In a few minutes more, as the herd neared the river, the darkness loosened and began to gray. The red on the eastern horizon was no longer a line but spread upward like an opened fan. Soon Newt could see the horses moving through the first faint gray light-a lot of horses. Then, just as he thought he had brought the flood within himself under control, the darkness loosened its hold yet more and the first sunlight streamed across the plain, filtering through the cloud of dust to touch the coats of the tired horses, most of whom had slowed to a rapid trot. Ahead, waiting on the bank of the river, was Captain Call, the big Henry in the crook of his arm. The Hell Bitch was lathered with sweat, but her head was up and she slung it restlessly as she watched the herd approach-even pointing her keen ears at Mouse for a moment. Neither the Captain nor the gray mare looked in the least affected by the long night or the hard ride, yet Newt found himself so moved by the mere sight of them sitting there that he had to brush away yet another tear and smudge his dusty cheek even worse.
Down the river aways he could see Pea, sitting on the rangy bay they called Sardine. Of the hostile vaqueros they had met there was no sign. There were so many questions Newt wanted to ask about what they had done and where they had been that he hardly knew where to begin; yet, when he rode up to the Captain, keeping Mouse far enough away from the Hell Bitch that she wouldn't try to take a bite out of him, he didn't ask any questions. They would have poured out of him if it had been Mr. Gus or Deets or Pea, but since it was the Captain, the questions just stayed inside. All he said, at the end of the most exciting and important night of his life, was a simple good morning.
"It is a good one, ain't it?" Call said, as he watched the huge herd of horses-well over a hundred of them-pour over the low banks and spread out down the river to drink. Pea had ridden Sardine into the water stirrup deep to keep the herd from spreading too far south.
Call knew that it had been rare luck, running into the four Mexican horsethieves and getting most of the horses they had just brought over from Texas. The Mexicans had thought they had run into an army-who but an army would have so many horses?-and had not really stayed to make a fight, though he had had to scare off one vaquero who kept trying to turn the herd.

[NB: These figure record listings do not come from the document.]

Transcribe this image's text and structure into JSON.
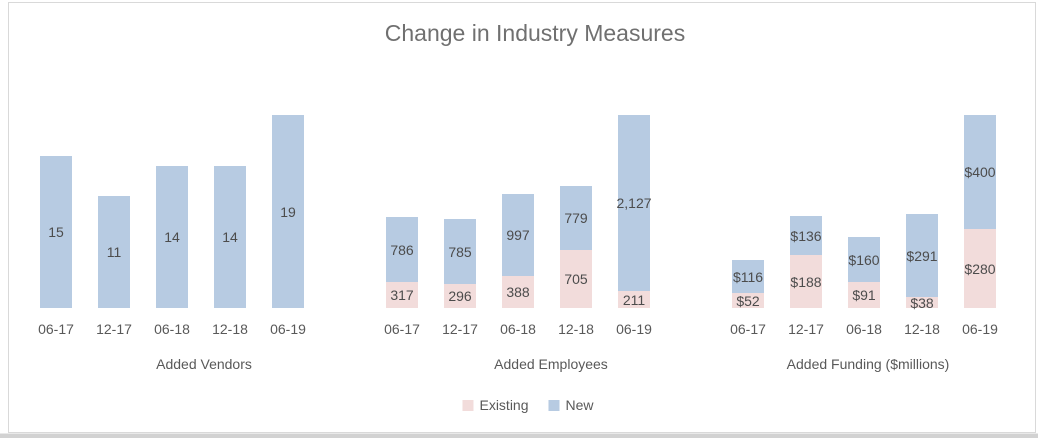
{
  "title": "Change in Industry Measures",
  "colors": {
    "existing": "#f2dcdb",
    "new": "#b7cbe2",
    "data_label": "#4c4c4c",
    "axis_text": "#595959",
    "title_text": "#707070",
    "frame_border": "#d9d9d9"
  },
  "legend": [
    {
      "label": "Existing",
      "color": "#f2dcdb"
    },
    {
      "label": "New",
      "color": "#b7cbe2"
    }
  ],
  "chart_data": [
    {
      "type": "bar",
      "axis_title": "Added Vendors",
      "categories": [
        "06-17",
        "12-17",
        "06-18",
        "12-18",
        "06-19"
      ],
      "series": [
        {
          "name": "New",
          "color_key": "new",
          "values": [
            15,
            11,
            14,
            14,
            19
          ],
          "labels": [
            "15",
            "11",
            "14",
            "14",
            "19"
          ]
        }
      ]
    },
    {
      "type": "stacked-bar",
      "axis_title": "Added Employees",
      "categories": [
        "06-17",
        "12-17",
        "06-18",
        "12-18",
        "06-19"
      ],
      "series": [
        {
          "name": "Existing",
          "color_key": "existing",
          "values": [
            317,
            296,
            388,
            705,
            211
          ],
          "labels": [
            "317",
            "296",
            "388",
            "705",
            "211"
          ]
        },
        {
          "name": "New",
          "color_key": "new",
          "values": [
            786,
            785,
            997,
            779,
            2127
          ],
          "labels": [
            "786",
            "785",
            "997",
            "779",
            "2,127"
          ]
        }
      ]
    },
    {
      "type": "stacked-bar",
      "axis_title": "Added Funding ($millions)",
      "categories": [
        "06-17",
        "12-17",
        "06-18",
        "12-18",
        "06-19"
      ],
      "series": [
        {
          "name": "Existing",
          "color_key": "existing",
          "values": [
            52,
            188,
            91,
            38,
            280
          ],
          "labels": [
            "$52",
            "$188",
            "$91",
            "$38",
            "$280"
          ]
        },
        {
          "name": "New",
          "color_key": "new",
          "values": [
            116,
            136,
            160,
            291,
            400
          ],
          "labels": [
            "$116",
            "$136",
            "$160",
            "$291",
            "$400"
          ]
        }
      ]
    }
  ]
}
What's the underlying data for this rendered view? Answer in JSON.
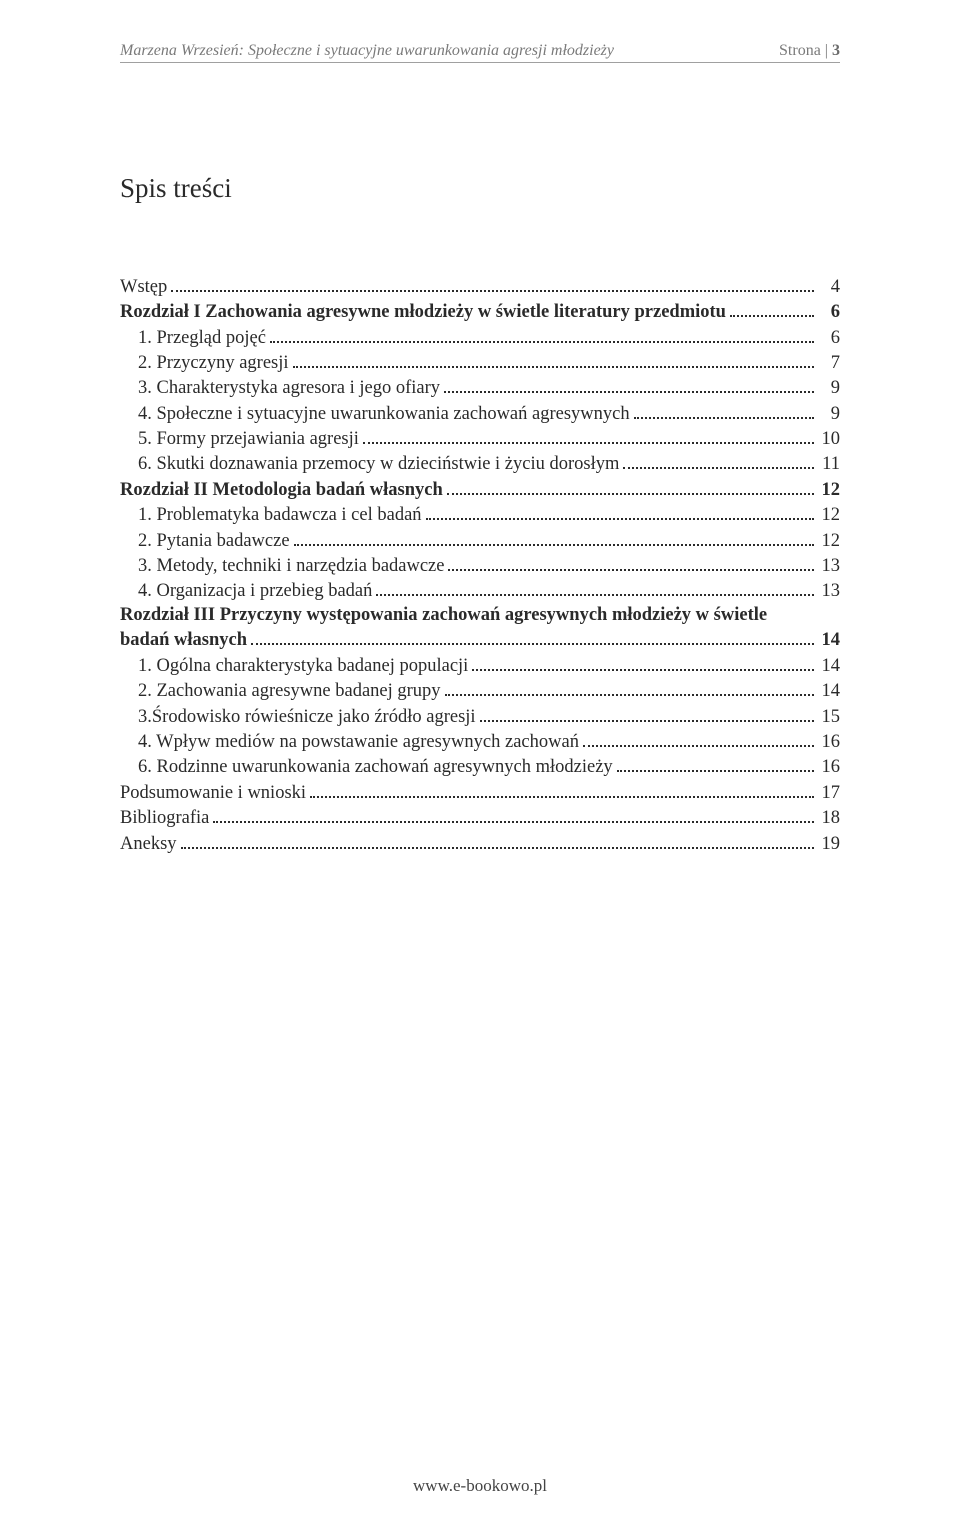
{
  "header": {
    "author": "Marzena Wrzesień:",
    "title_italic": "Społeczne i sytuacyjne uwarunkowania agresji młodzieży",
    "page_word": "Strona",
    "page_num": "3"
  },
  "toc_title": "Spis treści",
  "entries": [
    {
      "label": "Wstęp",
      "page": "4",
      "bold": false,
      "indent": 0
    },
    {
      "label": "Rozdział I Zachowania agresywne młodzieży w świetle literatury przedmiotu",
      "page": "6",
      "bold": true,
      "indent": 0
    },
    {
      "label": "1. Przegląd pojęć",
      "page": "6",
      "bold": false,
      "indent": 1
    },
    {
      "label": "2. Przyczyny agresji",
      "page": "7",
      "bold": false,
      "indent": 1
    },
    {
      "label": "3. Charakterystyka agresora i jego ofiary",
      "page": "9",
      "bold": false,
      "indent": 1
    },
    {
      "label": "4. Społeczne i sytuacyjne uwarunkowania zachowań agresywnych",
      "page": "9",
      "bold": false,
      "indent": 1
    },
    {
      "label": "5. Formy przejawiania agresji",
      "page": "10",
      "bold": false,
      "indent": 1
    },
    {
      "label": "6. Skutki doznawania przemocy w dzieciństwie i życiu dorosłym",
      "page": "11",
      "bold": false,
      "indent": 1
    },
    {
      "label": "Rozdział II  Metodologia badań własnych",
      "page": "12",
      "bold": true,
      "indent": 0
    },
    {
      "label": "1. Problematyka badawcza i cel badań",
      "page": "12",
      "bold": false,
      "indent": 1
    },
    {
      "label": "2. Pytania badawcze",
      "page": "12",
      "bold": false,
      "indent": 1
    },
    {
      "label": "3. Metody, techniki i narzędzia badawcze",
      "page": "13",
      "bold": false,
      "indent": 1
    },
    {
      "label": "4. Organizacja i przebieg badań",
      "page": "13",
      "bold": false,
      "indent": 1
    },
    {
      "label_line1": "Rozdział III  Przyczyny występowania zachowań agresywnych młodzieży w świetle",
      "label_line2": "badań własnych",
      "page": "14",
      "bold": true,
      "indent": 0,
      "multiline": true
    },
    {
      "label": "1. Ogólna charakterystyka badanej populacji",
      "page": "14",
      "bold": false,
      "indent": 1
    },
    {
      "label": "2. Zachowania agresywne badanej grupy",
      "page": "14",
      "bold": false,
      "indent": 1
    },
    {
      "label": "3.Środowisko rówieśnicze jako źródło agresji",
      "page": "15",
      "bold": false,
      "indent": 1
    },
    {
      "label": "4. Wpływ mediów na powstawanie agresywnych zachowań",
      "page": "16",
      "bold": false,
      "indent": 1
    },
    {
      "label": "6. Rodzinne uwarunkowania zachowań agresywnych młodzieży",
      "page": "16",
      "bold": false,
      "indent": 1
    },
    {
      "label": "Podsumowanie i wnioski",
      "page": "17",
      "bold": false,
      "indent": 0
    },
    {
      "label": "Bibliografia",
      "page": "18",
      "bold": false,
      "indent": 0
    },
    {
      "label": "Aneksy",
      "page": "19",
      "bold": false,
      "indent": 0
    }
  ],
  "footer": "www.e-bookowo.pl",
  "colors": {
    "text": "#2a2a2a",
    "header_text": "#7a7a7a",
    "header_rule": "#a0a0a0",
    "background": "#ffffff"
  },
  "fonts": {
    "body_family": "Times New Roman",
    "toc_fontsize_pt": 14,
    "title_fontsize_pt": 20,
    "header_fontsize_pt": 12
  }
}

As for the boy, it was good that he had picked up a little experience and come through it all with nothing worse than a dirty face.
They sat together silently as the top half of the sun shot long ribbons of light across the brown river and the drinking horses, some of whom lay down in the shallows and rolled themselves in the cooling mud. When the herd began to move in twos and threes up the north bank, Call touched the mare and he and the boy moved out into the water. Call loosened his rein and let the mare drink. He was as pleased with her as he was with the catch. She was surefooted as a cat, and far from used up, though the boy's mount was so done in he would be worthless for a week. Pea's big bay was not much better. Call let the mare drink all she wanted before gathering his rein. Most of the horses had moved to the north bank, and the sun had finished lifting itself clear of the horizon.